One recent project involved kinematic and load calculations on a seat-height adjuster. It was controlled by the driver or passenger via a pump lever with a low operating torque for easy actuation. Pressing the lever rotates a gear set that moves the seat up and down. A rotating ring with fingers that engage slots on the perimeter of the assembly serves as a clutch to hold the gear in place after adjustment. Inside the ring, a rotating cam moves ball bearings that compress a set of springs, creating a return torque that retracts the pump lever into its original position.
“The design was a trade-off among factors such as the fail-safe capability of the mechanism to stay locked into position during a crash, the pump force needed to actuate the mechanism, and the return torque of the ball-and-spring assembly in the control,” says R&D engineer Tanguy Moro. “In particular, the role of friction between the bearings, cam, ring, and springs was critical in providing sufficient return torque for the lever.”

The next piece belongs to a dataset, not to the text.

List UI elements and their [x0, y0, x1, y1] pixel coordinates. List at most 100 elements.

To check these factors out virtually, engineers created a LMS Virtual.Lab model of the seat-height adjuster in motion-analysis software by importing data from Catia v5. Because the two programs work well together, part geometries, assembly joints, and kinematic constraints transferred directly.
Important for success was the motion-analysis software’s capability to represent nonpermanent contact between parts. This is a critical feature because contact plays an important role in determining friction between many of the moving parts. In this case, the height-adjuster model had 18 contact points between the cam, ring, and bearings, letting seat engineers predict normal and tangential forces on these components, and from that, friction.
The software then executed a series of design-of-experiment simulations on the mechanism model based on boundary conditions and constraints engineers typed-in. A comparison of the results for numerous combinations of parameters, particularly friction coefficients between the various parts, identified the variables with the greatest impact on mechanism performance. Results were mapped on a response-surface plot so engineers could more easily see the influence of different design variables.